City to zero in on waste management next year
President David Granger
President David Granger

CITY Hall has spent another year grappling with financial woes and struggling to get a handle on solid waste management; thus, in 2017, the municipality will be looking to roll out a number of initiatives that are geared at hitting both proverbial birds with one stone.

Director of Solid Waste Management services, Walter Narine, in an early Thursday morning press briefing, disclosed that 2017 is going to be all about promoting reuse and recycle initiatives: converting organic waste to organic fertilizer; charging commercial businesses for refuse collection; licensing garbage collectors; charging septic tank and garbage disposal trucks a fee for traversing the roadways, and marketing proper waste separation in schools.

Narine has said it is not so much about the money as it is about proper solid waste management. “If you look at the generation of waste in Georgetown, out of the 220 tonnes of waste generated daily in Georgetown, 50 per cent of that is organic waste; and that is money (being thrown) away daily at the landfill.
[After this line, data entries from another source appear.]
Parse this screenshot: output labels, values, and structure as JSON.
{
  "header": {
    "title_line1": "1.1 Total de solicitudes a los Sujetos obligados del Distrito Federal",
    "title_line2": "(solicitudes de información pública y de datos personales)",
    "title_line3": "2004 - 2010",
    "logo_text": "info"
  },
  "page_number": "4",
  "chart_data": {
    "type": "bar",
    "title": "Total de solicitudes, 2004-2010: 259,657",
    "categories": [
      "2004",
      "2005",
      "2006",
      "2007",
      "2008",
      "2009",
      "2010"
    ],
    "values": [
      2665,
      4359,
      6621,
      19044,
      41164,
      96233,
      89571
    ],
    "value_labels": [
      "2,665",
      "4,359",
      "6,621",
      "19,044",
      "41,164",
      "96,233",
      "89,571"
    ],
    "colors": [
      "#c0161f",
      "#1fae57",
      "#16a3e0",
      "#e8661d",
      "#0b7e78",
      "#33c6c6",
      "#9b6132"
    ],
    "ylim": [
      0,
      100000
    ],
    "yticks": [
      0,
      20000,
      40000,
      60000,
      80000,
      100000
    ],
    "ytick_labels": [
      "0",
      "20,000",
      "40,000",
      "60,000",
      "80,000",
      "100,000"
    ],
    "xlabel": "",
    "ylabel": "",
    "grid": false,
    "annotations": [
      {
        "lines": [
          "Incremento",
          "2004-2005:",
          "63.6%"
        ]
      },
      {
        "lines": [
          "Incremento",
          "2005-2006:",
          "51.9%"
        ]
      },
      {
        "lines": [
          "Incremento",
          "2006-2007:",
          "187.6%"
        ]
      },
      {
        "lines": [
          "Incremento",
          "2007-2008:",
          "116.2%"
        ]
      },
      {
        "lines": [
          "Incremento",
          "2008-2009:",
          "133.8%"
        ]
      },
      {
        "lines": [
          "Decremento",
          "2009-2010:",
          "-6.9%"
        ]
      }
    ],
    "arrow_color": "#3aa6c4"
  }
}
Our farmers will definitely benefit, it will be environmentally-friendly and it will save the impact to the landfills,” Narine said.

He disclosed that a sum of approximately $25M has already been approved in the municipality’s 2017 budget for the compost initiative,
which, once operational, is expected to generate $30M in organic fertilizer, with each cycle running six weeks.

Funding has also been set aside in the budget to procure 10,000 receptacles to be disseminated to primary schools all across Georgetown. “We’re going to market the separation of waste at the primary school level. Teach the kids how to separate the waste with the necessary containers which we will be providing free to them, and we will teach them to do composting at the schools. If we teach the kids at the school level to reduce, reuse and recycle, they will take it back home and teach their siblings,” Narine explained.

He noted that in a recent assessment exercise, it was discovered that of some 302 businesses and vendors operating in the Stabroek Market area, only four had complied with a request for them to obtain garbage receptacles of a particular specification recommended by the City’s by-laws.

NO LONGER AFFORD
Narine has said that the City can no longer afford the burden of taking care of the commercial waste free of charge. Come 2017, commercial businesses will have the option of either paying City Hall a fee to have their refuse collected, or paying private collectors to do so.

“We cannot continue to carry the weight of collecting waste from commercial businesses anymore. We (do) collection in the commercial areas two times per day, and that is not sufficient for the waste they generate. I have a street orderly of 35 staff that traverse Regent Street, Robb Street, but that, too, is still not enough. It’s not until I take my two trucks out there that we see any relief,” Narine said.

He also disclosed that garbage collectors will now need to be licensed to operate around Georgetown, while sewage-collecting businesses will be charged for traversing the Georgetown streets, as well as being mandated to properly treat solid waste before dumping it.

Narine said some sewage companies have reportedly been dumping untreated waste in the Atlantic Ocean by way of the Kingston seawalls, and some travel from as far as Linden to so do. This practice, he said, has to stop. “Imagine, they are collecting revenue to empty your septic tank, and they are disposing of it in the Atlantic Ocean (after) driving through the streets of Georgetown. Everybody has to endure that smell, the City gets nothing, the country as a whole gets nothing, and they dumping it out there in the Atlantic Ocean. (This situation) has to change!”

GIVING BACK
Deputy Town Clerk Sharon Harry-Munroe said City Hall will be giving back to citizens by collecting their bulky waste throughout December free of charge, as persons go about their Christmas cleaning. This means that all those old stoves, old fridges, old carpets and tree trimmings will be picked up by the municipality’s collection system from this Monday.
And that aside, the amnesty period on the payment of rates and taxes has been extended to December 16.